The Dirty Little Secret About Mobile Benchmarks
September 29, 2012 15 Comments
Last updated: November 26, 2013
This article has had over 10,000 views. Thanks for reading it.
When I wrote this article over a year ago, most consumers and bloggers believed mobile benchmarks were a strong indicator of device performance. Since then a lot has happened: Both Samsung and Intel were caught cheating and some of the most popular benchmarks are no longer used by leading bloggers because they are too easy to game. Read on to learn more.
10/2/13 Update: It should come as no surprise to anyone that by now almost every manufacturer has figured out how to “game” popular benchmarks including 3DMark, AnTuTu, Vellamo and others. Details. The iPhone hasn’t been called out yet, but Apple has been caught cheating on benchmarks before, so there is a high probability they are employing one or more of the techniques described below like driver tricks. Although Samsung and the Galaxy Note 3 have received a bad rap over this, the actual impact on their benchmark results was fairly small, because none of the GPU frequency optimizations that helped the Exynos 5410 scores exist on Snapdragon processors. Even when it comes to the Samsung CPU cheats, this time around the performance deltas were only 0-5%.
11/26/13 Update: 3DMark just delisted mobile devices with suspicious benchmark scores. More info.
Mobile benchmarks are supposed to make it easier to compare smartphones and tablets. In theory, the higher the score, the better the performance. You might have heard the iPhone 5 beats the Samsung Galaxy S III in some benchmarks. That’s true. It’s also true the Galaxy S III beats the iPhone 5 in other benchmarks, but what does this really mean? And more importantly, can benchmarks really tell us which phone is better than another?

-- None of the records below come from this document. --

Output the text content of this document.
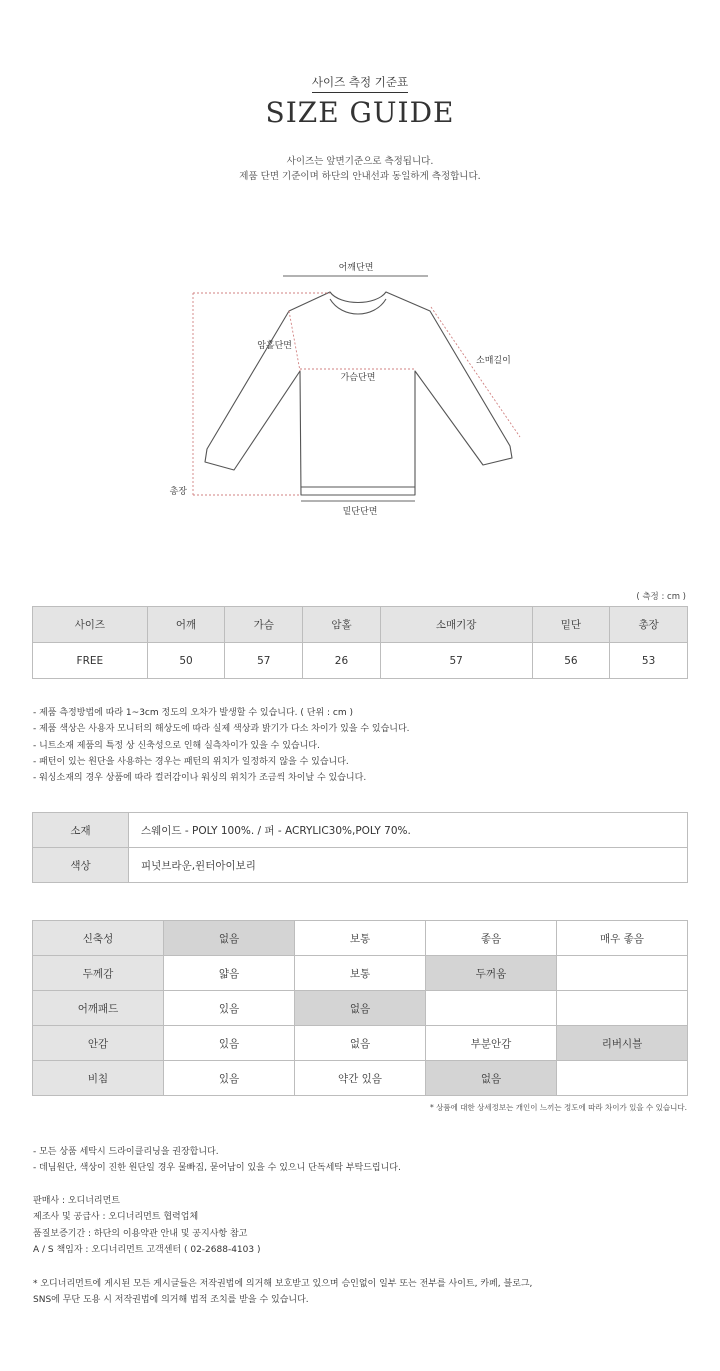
사이즈 측정 기준표
SIZE GUIDE
사이즈는 앞면기준으로 측정됩니다.
제품 단면 기준이며 하단의 안내선과 동일하게 측정합니다.
어깨단면
암홀단면
가슴단면
소매길이
총장
밑단단면
( 측정 : cm )
사이즈	어깨	가슴	암홀	소매기장	밑단	총장
FREE	50	57	26	57	56	53
- 제품 측정방법에 따라 1~3cm 정도의 오차가 발생할 수 있습니다. ( 단위 : cm )
- 제품 색상은 사용자 모니터의 해상도에 따라 실제 색상과 밝기가 다소 차이가 있을 수 있습니다.
- 니트소재 제품의 특정 상 신축성으로 인해 실측차이가 있을 수 있습니다.
- 패턴이 있는 원단을 사용하는 경우는 패턴의 위치가 일정하지 않을 수 있습니다.
- 워싱소재의 경우 상품에 따라 컬러감이나 워싱의 위치가 조금씩 차이날 수 있습니다.
소재	스웨이드 - POLY 100%. / 퍼 - ACRYLIC30%,POLY 70%.
색상	피넛브라운,윈터아이보리
신축성	없음	보통	좋음	매우 좋음
두께감	얇음	보통	두꺼움	
어깨패드	있음	없음		
안감	있음	없음	부분안감	리버시블
비침	있음	약간 있음	없음	
* 상품에 대한 상세정보는 개인이 느끼는 정도에 따라 차이가 있을 수 있습니다.
- 모든 상품 세탁시 드라이클리닝을 권장합니다.
- 데님원단, 색상이 진한 원단일 경우 물빠짐, 묻어남이 있을 수 있으니 단독세탁 부탁드립니다.
판매사 : 오디너리먼트
제조사 및 공급사 : 오디너리먼트 협력업체
품질보증기간 : 하단의 이용약관 안내 및 공지사항 참고
A / S 책임자 : 오디너리먼트 고객센터 ( 02-2688-4103 )
* 오디너리먼트에 게시된 모든 게시글들은 저작권법에 의거해 보호받고 있으며 승인없이 일부 또는 전부를 사이트, 카페, 블로그,
SNS에 무단 도용 시 저작권법에 의거해 법적 조치를 받을 수 있습니다.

Why Mobile Benchmarks Are Almost Meaningless
- Benchmarks can easily be gamed – Manufacturers want the highest possible benchmark scores and are willing to cheat to get them. Sometimes this is done by optimizing code so it favors a certain benchmark. In this case, the optimization results in a higher benchmark score, but has no impact on real-world performance. Other times, manufacturers cheat by tweaking drivers to ignore certain things, lower the quality to improve performance or offload processing to other areas. The bottom line is that almost all benchmarks can be gamed. Computer graphics card makers found this out a long time ago and there are many well-documented accounts of Nvidia, AMD and Intel cheating to improve their scores.
Here’s an example of this type of cheating: Samsung created a white list for Exynos 5-based Galaxy S4 phones which allow some of the most popular benchmarking apps to shift into a high-performance mode not available to most applications. These apps run the GPU at 532MHz, while other apps cannot exceed 480MHz. This cheat was confirmed by AnandTech, who is the most respected name in both PC and mobile benchmarking. Samsung claims “the maximum GPU frequency is lowered to 480MHz for certain gaming apps that may cause an overload, when they are used for a prolonged period of time in full-screen mode,” but it doesn’t make sense that S Browser, Gallery, Camera and the Video Player apps can all run with the GPU wide open, but that all games are forced to run at a much lower speed.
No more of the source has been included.